New research has unveiled how tumors change their genetic makeup during cancer development and chemotherapy, revealing the genes that tumors use to resist drugs. By analyzing thousands of cancer genomes, scientists have developed a sophisticated method called DiffInvex that pinpoints the shifts in genetic drivers fueling tumor evolution and chemotherapy resistance. This breakthrough deepens our understanding of cancer's adaptability, laying the groundwork for improved therapies.
Decoding Tumor Evolution and Drug Resistance
Cancer arises as normal cells accumulate mutations, transforming into aggressive tumors that can outsmart treatments. One vexing challenge is that tumors, after initially responding to chemotherapy, often relapse due to the emergence of drug-resistant cells. Identifying which gene mutations help tumors survive treatment is vital to devising better countermeasures.
DiffInvex, a new statistical framework, was developed to detect changes in the selection pressure on mutations within individual genes during cancer progression and therapy. Unlike previous approaches, DiffInvex uses mutations in non-coding regions of the genome—like introns and untranslated regions—as an accurate baseline for neutral mutation rates. This helps to distinguish meaningful mutations linked to resistance from random "passenger" mutations that don't affect the tumor's behavior.

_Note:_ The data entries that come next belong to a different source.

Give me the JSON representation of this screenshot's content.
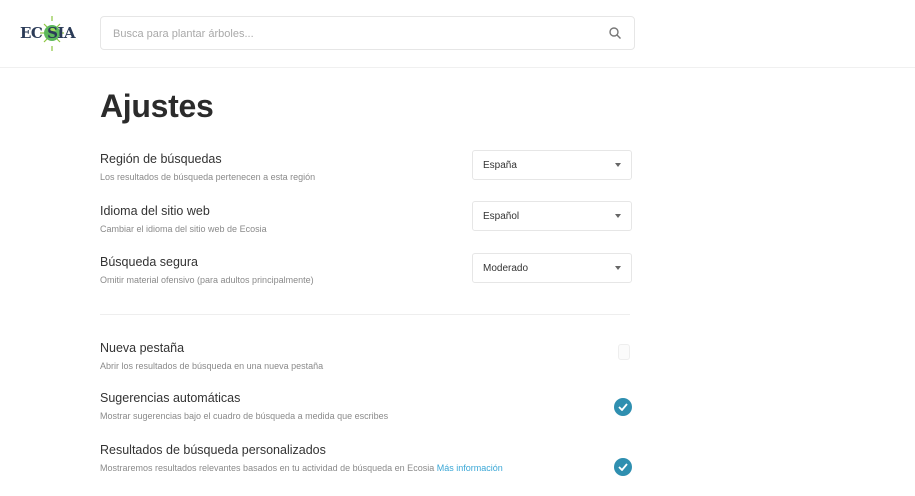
{
  "header": {
    "logo_text": "EC SIA",
    "search_placeholder": "Busca para plantar árboles..."
  },
  "page": {
    "title": "Ajustes"
  },
  "dropdown_settings": [
    {
      "label": "Región de búsquedas",
      "description": "Los resultados de búsqueda pertenecen a esta región",
      "value": "España"
    },
    {
      "label": "Idioma del sitio web",
      "description": "Cambiar el idioma del sitio web de Ecosia",
      "value": "Español"
    },
    {
      "label": "Búsqueda segura",
      "description": "Omitir material ofensivo (para adultos principalmente)",
      "value": "Moderado"
    }
  ],
  "toggle_settings": [
    {
      "label": "Nueva pestaña",
      "description": "Abrir los resultados de búsqueda en una nueva pestaña",
      "checked": false
    },
    {
      "label": "Sugerencias automáticas",
      "description": "Mostrar sugerencias bajo el cuadro de búsqueda a medida que escribes",
      "checked": true
    },
    {
      "label": "Resultados de búsqueda personalizados",
      "description": "Mostraremos resultados relevantes basados en tu actividad de búsqueda en Ecosia",
      "link_text": "Más información",
      "checked": true
    }
  ],
  "colors": {
    "accent": "#2f8fb0",
    "link": "#3aa7d6",
    "logo_green": "#5cb85c"
  }
}
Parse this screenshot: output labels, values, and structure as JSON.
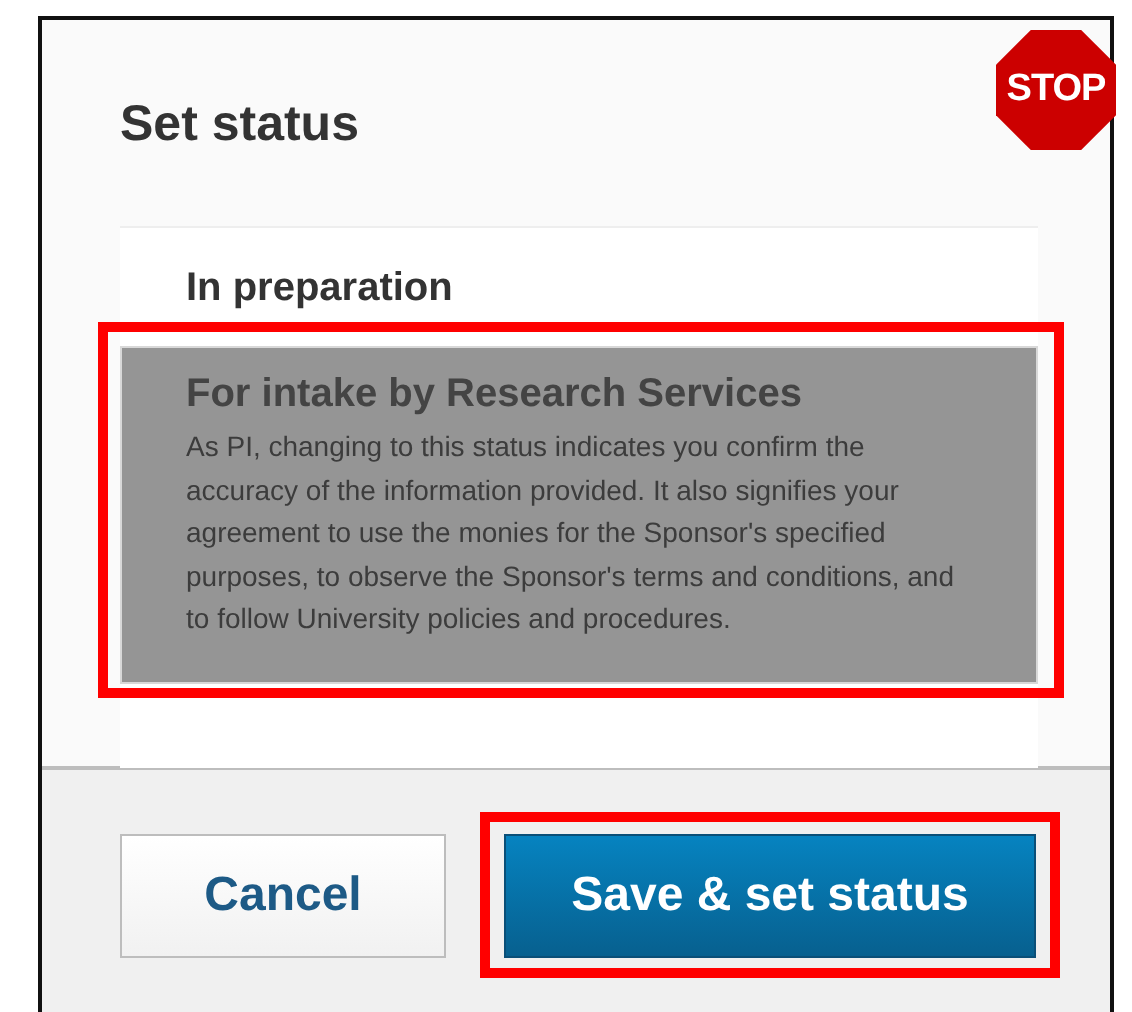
{
  "dialog": {
    "title": "Set status"
  },
  "stop_sign": {
    "label": "STOP"
  },
  "statuses": [
    {
      "title": "In preparation",
      "selected": false,
      "highlighted": false
    },
    {
      "title": "For intake by Research Services",
      "description": "As PI, changing to this status indicates you confirm the accuracy of the information provided. It also signifies your agreement to use the monies for the Sponsor's specified purposes, to observe the Sponsor's terms and conditions, and to follow University policies and procedures.",
      "selected": true,
      "highlighted": true
    }
  ],
  "buttons": [
    {
      "label": "Cancel",
      "kind": "secondary",
      "highlighted": false
    },
    {
      "label": "Save & set status",
      "kind": "primary",
      "highlighted": true
    }
  ]
}
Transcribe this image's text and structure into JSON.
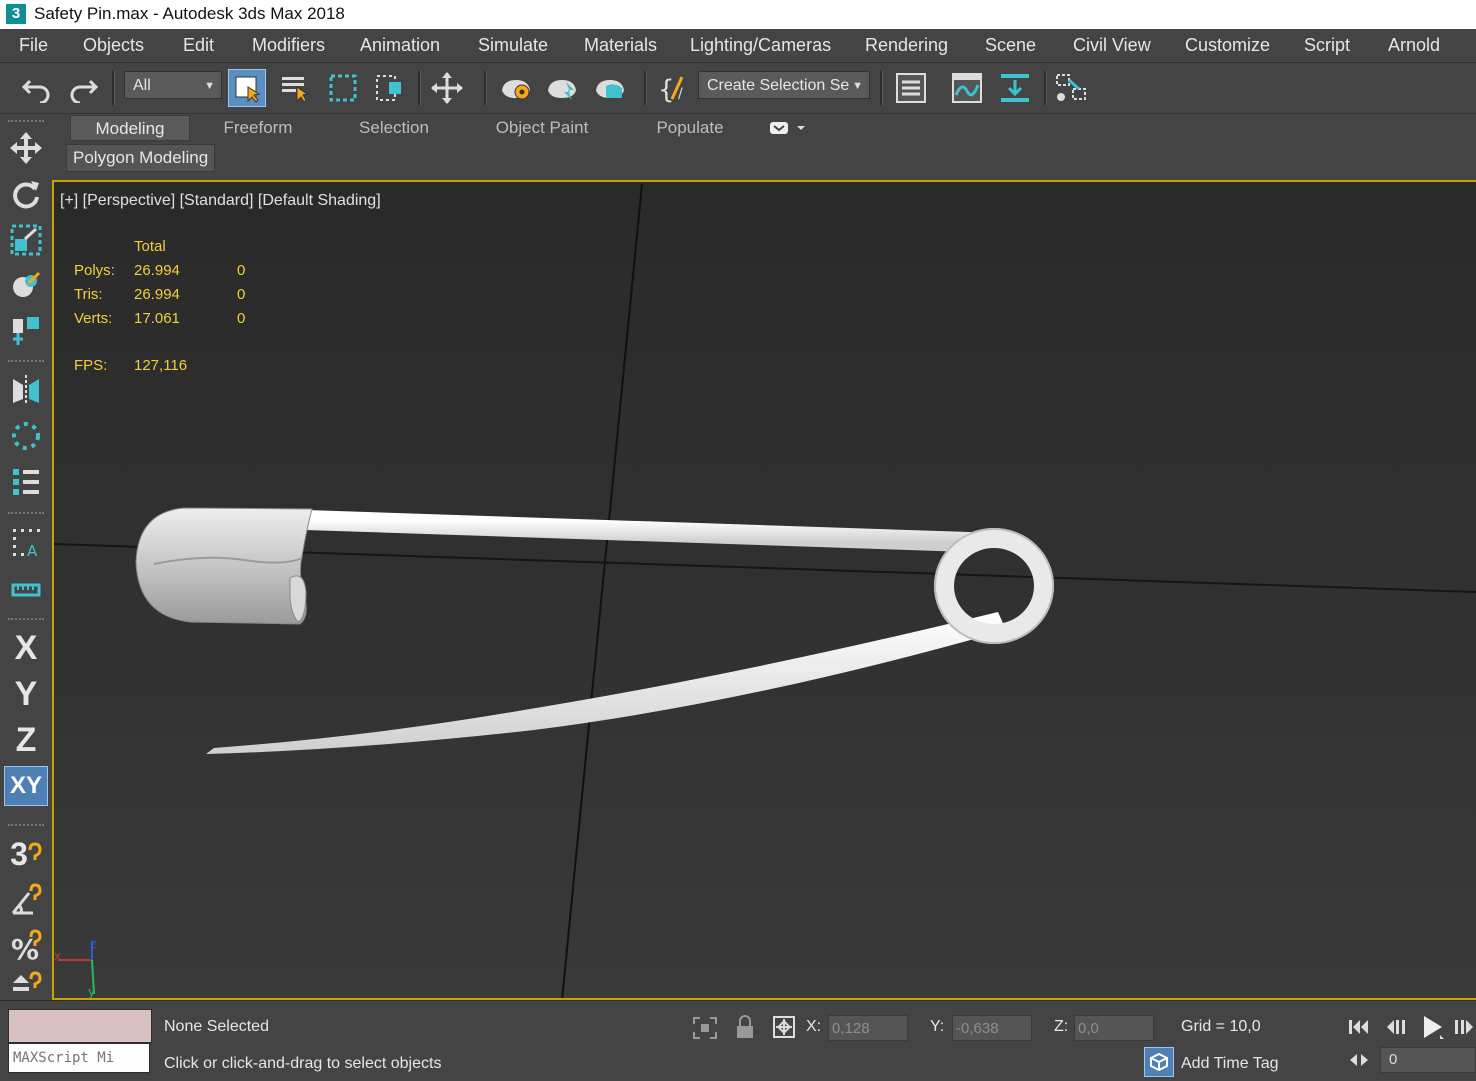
{
  "window": {
    "app_icon_glyph": "3",
    "title": "Safety Pin.max - Autodesk 3ds Max 2018"
  },
  "menu": {
    "items": [
      "File",
      "Objects",
      "Edit",
      "Modifiers",
      "Animation",
      "Simulate",
      "Materials",
      "Lighting/Cameras",
      "Rendering",
      "Scene",
      "Civil View",
      "Customize",
      "Script",
      "Arnold"
    ]
  },
  "toolbar": {
    "selection_filter": "All",
    "named_selection": "Create Selection Se",
    "icons": [
      "undo-icon",
      "redo-icon",
      "select-object-icon",
      "select-by-name-icon",
      "rect-selection-region-icon",
      "window-crossing-icon",
      "select-move-icon",
      "render-setup-icon",
      "render-frame-icon",
      "render-production-icon",
      "edit-named-selections-icon",
      "layer-explorer-icon",
      "curve-editor-icon",
      "material-editor-icon",
      "schematic-view-icon"
    ]
  },
  "ribbon": {
    "tabs": [
      "Modeling",
      "Freeform",
      "Selection",
      "Object Paint",
      "Populate"
    ],
    "active_tab": "Modeling",
    "panel_label": "Polygon Modeling"
  },
  "left_tools": {
    "axis_labels": [
      "X",
      "Y",
      "Z",
      "XY"
    ],
    "snap_labels": [
      "3"
    ],
    "selection_set_glyph": "A"
  },
  "viewport": {
    "label": "[+] [Perspective] [Standard] [Default Shading]",
    "stats": {
      "header": "Total",
      "rows": [
        {
          "label": "Polys:",
          "total": "26.994",
          "selected": "0"
        },
        {
          "label": "Tris:",
          "total": "26.994",
          "selected": "0"
        },
        {
          "label": "Verts:",
          "total": "17.061",
          "selected": "0"
        }
      ],
      "fps_label": "FPS:",
      "fps_value": "127,116"
    },
    "axis_gizmo": {
      "x": "x",
      "y": "y",
      "z": "z"
    },
    "colors": {
      "border_active": "#c8a200",
      "stats_text": "#f2cf3a",
      "object": "#ececec"
    }
  },
  "status": {
    "maxscript_placeholder": "MAXScript Mi",
    "selection_status": "None Selected",
    "prompt": "Click or click-and-drag to select objects",
    "x_label": "X:",
    "x_value": "0,128",
    "y_label": "Y:",
    "y_value": "-0,638",
    "z_label": "Z:",
    "z_value": "0,0",
    "grid": "Grid = 10,0",
    "add_time_tag": "Add Time Tag",
    "frame_value": "0"
  }
}
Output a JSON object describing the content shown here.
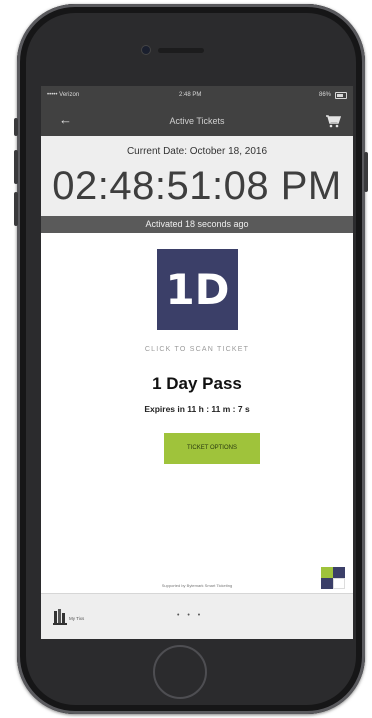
{
  "status_bar": {
    "carrier": "••••• Verizon",
    "time": "2:48 PM",
    "battery": "86%"
  },
  "nav": {
    "title": "Active Tickets",
    "back_icon": "arrow-left-icon",
    "cart_icon": "cart-icon"
  },
  "current": {
    "date_label": "Current Date: October 18, 2016",
    "clock": "02:48:51:08 PM"
  },
  "activated": "Activated 18 seconds ago",
  "ticket": {
    "logo_text": "1D",
    "scan_label": "CLICK TO SCAN TICKET",
    "pass_name": "1 Day Pass",
    "expires": "Expires in 11 h : 11 m : 7 s",
    "options_button": "TICKET OPTIONS"
  },
  "footer": {
    "text": "Supported by Bytemark Smart Ticketing"
  },
  "bottom_bar": {
    "label": "My Tixs",
    "dots": "• • •"
  },
  "colors": {
    "header_dark": "#414141",
    "ticket_navy": "#3b3f68",
    "accent_green": "#9fc33b"
  }
}
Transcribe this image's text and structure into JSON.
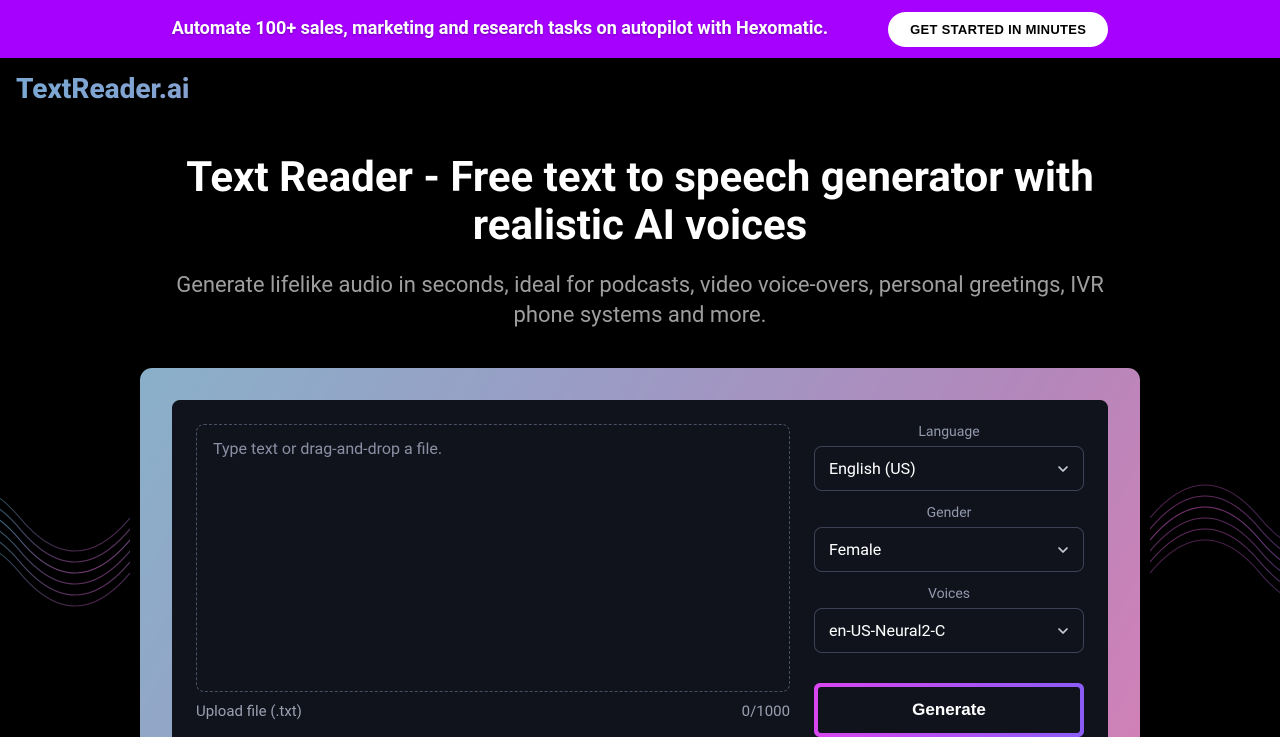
{
  "banner": {
    "text": "Automate 100+ sales, marketing and research tasks on autopilot with Hexomatic.",
    "cta": "GET STARTED IN MINUTES"
  },
  "logo": "TextReader.ai",
  "hero": {
    "title": "Text Reader - Free text to speech generator with realistic AI voices",
    "subtitle": "Generate lifelike audio in seconds, ideal for podcasts, video voice-overs, personal greetings, IVR phone systems and more."
  },
  "tool": {
    "textarea_placeholder": "Type text or drag-and-drop a file.",
    "upload_label": "Upload file (.txt)",
    "counter": "0/1000",
    "language_label": "Language",
    "language_value": "English (US)",
    "gender_label": "Gender",
    "gender_value": "Female",
    "voices_label": "Voices",
    "voices_value": "en-US-Neural2-C",
    "generate_label": "Generate"
  }
}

Analyzing Thousands of Cancer Genomes for Drug-Resistance Genes
The researchers applied DiffInvex to a massive dataset of over 11,000 whole-genome sequences from nearly 30 types of cancer and healthy tissues. They compared tumors before and after treatment with various chemotherapy drugs, taking into account complexities like combined drug regimens and differences in mutation rates caused by therapy itself.
This analysis uncovered eleven genes showing altered positive selection linked with specific chemotherapy classes. These include well-known cancer drivers like PIK3CA, APC, SMAD4, and STK11. Some gene-drug associations matched already known drug resistance mutations, such as ESR1 mutations with antiestrogen drugs and EGFR mutations with EGFR inhibitors, confirming the method’s reliability.
Interestingly, many resistance-associated mutations were found in general driver genes rather than in drug-target-specific genes. This implies that tumors often develop resistance by boosting overall cell fitness through common oncogenic pathways, rather than evolving specialized drug resistance mechanisms.
Validating Findings and Addressing Confounding Factors
The team further validated the DiffInvex findings with additional tests examining the functional impact of mutations and with independent patient datasets. They also controlled for confounding effects caused by patients receiving combinations of drugs simultaneously, ensuring the associations were robust.
Moreover, by comparing tumors to healthy tissues, DiffInvex highlighted genes under positive selection in normal cells that do not necessarily drive cancer development, such as NOTCH1 and ARID1A. These genes may instead provide advantages to non-cancerous cells, sometimes even protecting against tumor formation.
Implications and Future Directions
This work emphasizes the complex evolutionary dynamics of cancer, especially the role of mutations in known driver genes in fostering chemotherapy resistance. It highlights the need to consider the tumor’s evolving genetic landscape when designing treatment strategies.
While DiffInvex focuses on point mutations, the authors acknowledge that other mechanisms like copy number changes and epigenetic alterations also contribute to drug resistance and should be explored in future studies.
As whole-genome sequencing of tumors becomes more widespread, tools like DiffInvex will be invaluable for identifying resistance mechanisms and tailoring personalized therapies to improve patient outcomes.
About the Study
This research was conducted by Ahmed Khalil and Fran Supek from the Institute for Research in Biomedicine (IRB Barcelona), with additional affiliations at the University of Copenhagen and the Catalan Institution for Research and Advanced Studies (ICREA). Their article, titled “DiffInvex identifies evolutionary shifts in driver gene repertoires during tumorigenesis and chemotherapy,” was published on May 13, 2025, in the journal Nature Communications.